Арсеньева сказала выразительно:

- Ежели хоть одна душа узнает!..

Яковлев живо вынул из-за ворота крест, поцеловал его и перекрестился:

- Да пусть глаза мои лопнут, ежели хоть слово…

Ах, окаянный Сахар Медович, как он приворожил ее дочку! Драться начал! Драться!.. И она, несчастная мать, ничего не может против этого предпринять.

Она пошла в детскую. В колыбели мирно спал ребенок, высвободив из-под одеяла тоненькую, с длинными пальцами ручку.

Арсеньева присела с внуком рядом. Как защитить дочь? Будь Михаил Васильевич жив, он бы помог, проучил бы его как-нибудь, а что она может? Как срамить его? Дочь всегда берет его сторону и сердится на мать, когда она вмешивается.

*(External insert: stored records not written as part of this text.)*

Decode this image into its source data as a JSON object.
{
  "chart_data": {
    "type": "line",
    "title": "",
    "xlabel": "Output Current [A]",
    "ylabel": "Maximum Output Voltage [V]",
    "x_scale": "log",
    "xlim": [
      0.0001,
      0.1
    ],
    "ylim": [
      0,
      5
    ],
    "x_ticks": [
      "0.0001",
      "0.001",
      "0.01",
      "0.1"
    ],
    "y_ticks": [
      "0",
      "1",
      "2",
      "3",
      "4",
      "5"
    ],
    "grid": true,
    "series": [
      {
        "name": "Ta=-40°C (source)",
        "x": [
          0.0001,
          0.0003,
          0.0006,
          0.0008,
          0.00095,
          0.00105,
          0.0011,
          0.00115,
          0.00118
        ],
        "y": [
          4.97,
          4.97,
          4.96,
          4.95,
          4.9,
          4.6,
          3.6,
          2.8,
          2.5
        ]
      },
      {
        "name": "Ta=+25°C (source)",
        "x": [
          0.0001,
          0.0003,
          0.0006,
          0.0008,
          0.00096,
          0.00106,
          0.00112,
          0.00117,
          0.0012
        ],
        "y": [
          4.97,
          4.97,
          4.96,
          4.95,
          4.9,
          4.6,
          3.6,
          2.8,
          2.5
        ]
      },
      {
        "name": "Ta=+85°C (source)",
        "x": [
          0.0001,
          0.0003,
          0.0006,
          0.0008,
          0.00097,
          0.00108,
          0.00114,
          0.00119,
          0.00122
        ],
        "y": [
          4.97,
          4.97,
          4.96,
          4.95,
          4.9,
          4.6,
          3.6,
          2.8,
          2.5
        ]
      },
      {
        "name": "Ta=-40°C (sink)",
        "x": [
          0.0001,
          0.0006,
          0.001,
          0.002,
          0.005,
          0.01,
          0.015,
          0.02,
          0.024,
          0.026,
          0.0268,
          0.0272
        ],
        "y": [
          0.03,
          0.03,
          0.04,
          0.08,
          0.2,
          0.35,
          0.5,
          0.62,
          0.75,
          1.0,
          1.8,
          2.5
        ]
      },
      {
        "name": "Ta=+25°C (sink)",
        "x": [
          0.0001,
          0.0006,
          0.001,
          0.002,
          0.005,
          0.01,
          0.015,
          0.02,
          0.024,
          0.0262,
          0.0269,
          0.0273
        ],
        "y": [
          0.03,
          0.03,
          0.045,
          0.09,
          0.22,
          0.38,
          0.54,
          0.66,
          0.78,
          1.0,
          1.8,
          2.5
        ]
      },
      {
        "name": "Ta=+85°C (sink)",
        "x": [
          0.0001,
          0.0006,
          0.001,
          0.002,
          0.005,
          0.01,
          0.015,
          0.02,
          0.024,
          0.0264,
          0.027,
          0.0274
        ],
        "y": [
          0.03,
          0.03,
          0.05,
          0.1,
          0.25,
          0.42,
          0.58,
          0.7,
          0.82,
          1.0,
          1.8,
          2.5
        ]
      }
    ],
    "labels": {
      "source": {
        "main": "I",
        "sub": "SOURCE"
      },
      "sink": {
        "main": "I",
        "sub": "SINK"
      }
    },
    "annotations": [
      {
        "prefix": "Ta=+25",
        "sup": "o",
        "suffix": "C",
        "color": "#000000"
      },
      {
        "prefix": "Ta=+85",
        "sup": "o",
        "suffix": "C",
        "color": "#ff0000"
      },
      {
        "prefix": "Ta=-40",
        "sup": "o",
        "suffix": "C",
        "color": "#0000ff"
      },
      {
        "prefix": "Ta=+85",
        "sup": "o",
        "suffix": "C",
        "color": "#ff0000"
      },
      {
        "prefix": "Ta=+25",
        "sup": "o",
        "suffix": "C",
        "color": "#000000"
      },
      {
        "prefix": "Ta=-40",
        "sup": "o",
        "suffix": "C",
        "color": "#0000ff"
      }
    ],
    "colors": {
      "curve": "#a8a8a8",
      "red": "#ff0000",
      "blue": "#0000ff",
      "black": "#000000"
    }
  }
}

Можно действовать лишь в том случае, когда она просит. Но ежели оставить этот случай без внимания… Ох, за что господь наказал? Разве Михаил Васильевич ее когда-либо пальцем тронул? Кто же может помочь?

Вдруг блеснула мысль: а что сейчас делают молодые?

Велела Олимпиаде:

- Ступай под дверь Марии Михайловны, послушай, что там делается. Только живо.

Олимпиада побежала так быстро, что поскользнулась на лестнице, и слышен был грохот падения, а затем ее стон. Впрочем, она вскоре приползла и прошептала:

- Ссорятся… Ох, ссорятся!

Она застонала и откинулась навзничь. Сенные девушки подбежали к ней, а Арсеньева, перекрестившись, решительно пошла вниз.